ECLI:NL:RBMAA:2009:BK6557

Rechtbank Maastricht

Datum uitspraak
4 november 2009
Publicatiedatum
5 april 2013
Zaaknummer
145109 / FT-EA 09.100
Instantie
Rechtbank Maastricht
Type
Uitspraak
Rechtsgebied
Civiel recht
Procedures
  • Eerste aanleg - enkelvoudig
Rechters
Vindplaatsen
  • Rechtspraak.nl
AI samenvatting door LexboostAutomatisch gegenereerd

Afwijzing verzoek tot faillietverklaring wegens misbruik van bevoegdheid

Op 11 november 2009 heeft de Rechtbank Maastricht uitspraak gedaan in een zaak betreffende een verzoek tot faillietverklaring op eigen aangifte door verzoekster. De rechtbank heeft het verzoek afgewezen op grond van het feit dat toewijzing van het verzoek jegens de curator zou leiden tot misbruik van bevoegdheid. Verzoekster heeft geen baten of inkomsten en heeft geen vast woonadres, wat de noodzaak voor een faillissement in twijfel trekt.

De procedure begon op 5 november 2009, toen verzoekster haar aangifte tot faillietverklaring indiende. Op 10 november 2009 werd verzoekster door de rechtbank gehoord. Eerder, op 10 maart 2009, had de rechtbank een verzoek van verzoekster om toegelaten te worden tot de wettelijke schuldsanering afgewezen, omdat zij niet aannemelijk had gemaakt dat zij te goeder trouw was geweest met betrekking tot het ontstaan van haar schulden in de vijf jaar voorafgaand aan dat verzoek. Dit vonnis werd op 5 augustus 2009 door het gerechtshof 's-Hertogenbosch bekrachtigd.

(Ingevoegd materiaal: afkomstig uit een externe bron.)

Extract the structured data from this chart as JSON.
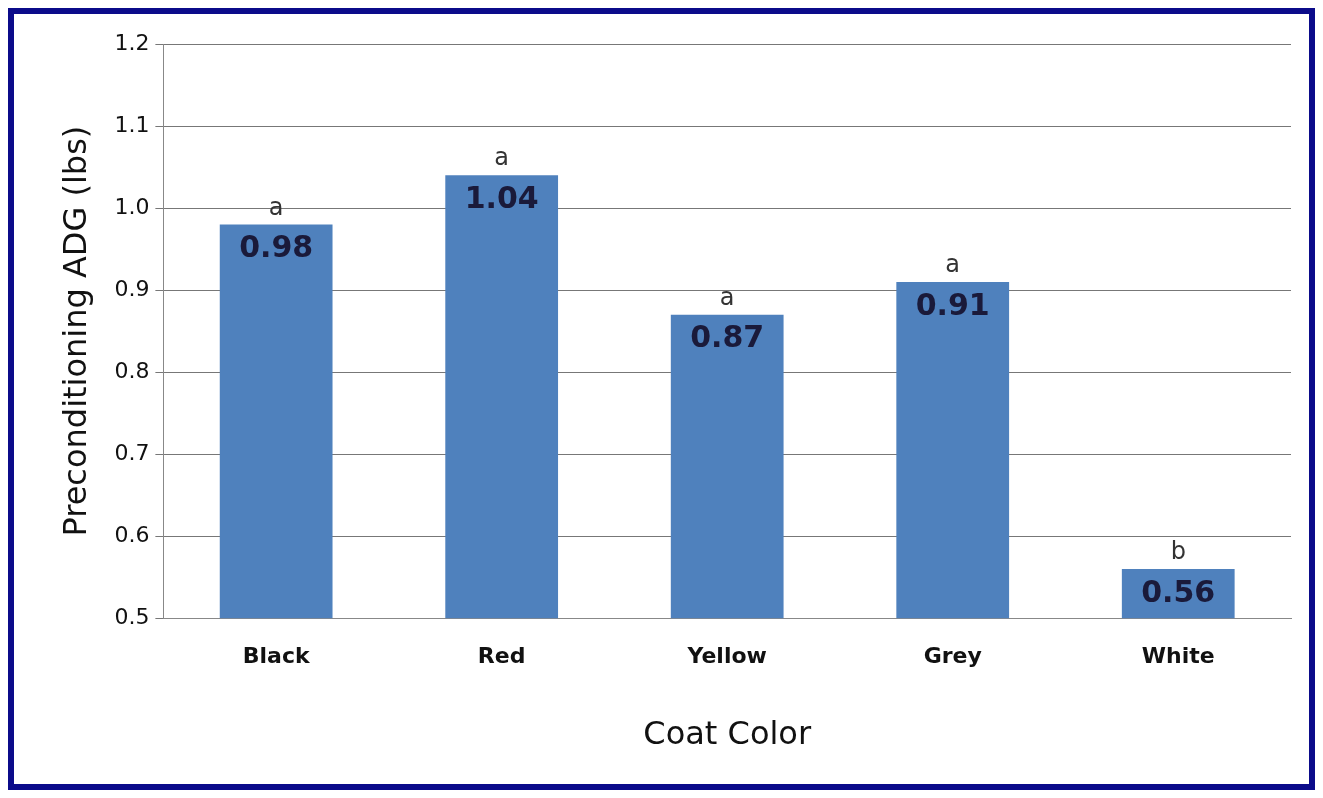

Tijdens de zitting verklaarde verzoekster dat zij haar persoonlijk faillissement aanvraagt om door de crediteuren met rust gelaten te worden. De rechtbank concludeerde dat, gezien het ontbreken van baten of inkomsten, er geen redelijk belang gediend zou zijn met een faillissement. De rechtbank oordeelde dat het verzoek tot faillietverklaring moest worden afgewezen, omdat het anders zou leiden tot misbruik van bevoegdheid.

Uitspraak

RECHTBANK MAASTRICHT
Sector Civiel
Datum uitspraak : 11 november 2009
Rekestnummer : 145109/FT-EA 09.100
De enkelvoudige kamer, belast met de behandeling van burgerlijke zaken, heeft de navolgende beschikking gegeven
Inzake het verzoek van:
[Naam verzoeksters].
1. Het verloop van de procedure
1.1. Op 5 november 2009 is bij de griffie van deze rechtbank een aangifte tot failliet verklaring gedaan door verzoekster.
1.2. Verzoekster is op 10 november 2009 door de rechtbank gehoord.
2. De beoordeling
2.1. Op 10 maart 2009 heeft deze rechtbank een verzoek van verzoekster om tot de wettelijke schuldsanering te worden toegelaten afgewezen omdat zij niet aannemelijk heeft gemaakt dat zij ten aanzien van het ontstaan en onbetaald laten van haar schulden de afgelopen vijf jaar voorafgaand aan dat verzoek te goeder trouw is geweest.
2.2. Op 5 augustus 2009 heeft het gerechtshof ’s-Hertogenbosch het vorenbedoeld vonnis van de rechtbank bekrachtigd.
2.3. Verzoekster heeft ter zitting meegedeeld dat zij haar persoonlijk faillissement aanvraagt om zo door de crediteuren met rust gelaten te worden. Zij heeft geen vast woonadres en geen baten of inkomsten.
2.4. Nu verzoekster niet over baten of inkomsten beschikt, waardoor een spaarfaillissement niet aan de orde zal kunnen zijn, is de rechtbank van oordeel dat er geen redelijk belang wordt gediend met een faillissement. Gelet op deze omstandigheden zou toewijzing van het verzoek jegens de curator misbruik van bevoegdheid opleveren.
2.5. De gevraagde faillietverklaring dient op grond van het hiervoor overwogene te worden
afgewezen.
3. De beslissing
De rechtbank:
- wijst het verzoek tot faillietverklaring af.
Deze beschikking is gegeven door W.E. Elzinga, rechter, en in het openbaar uitgesproken op 11 november 2009 in tegenwoordigheid van de griffier.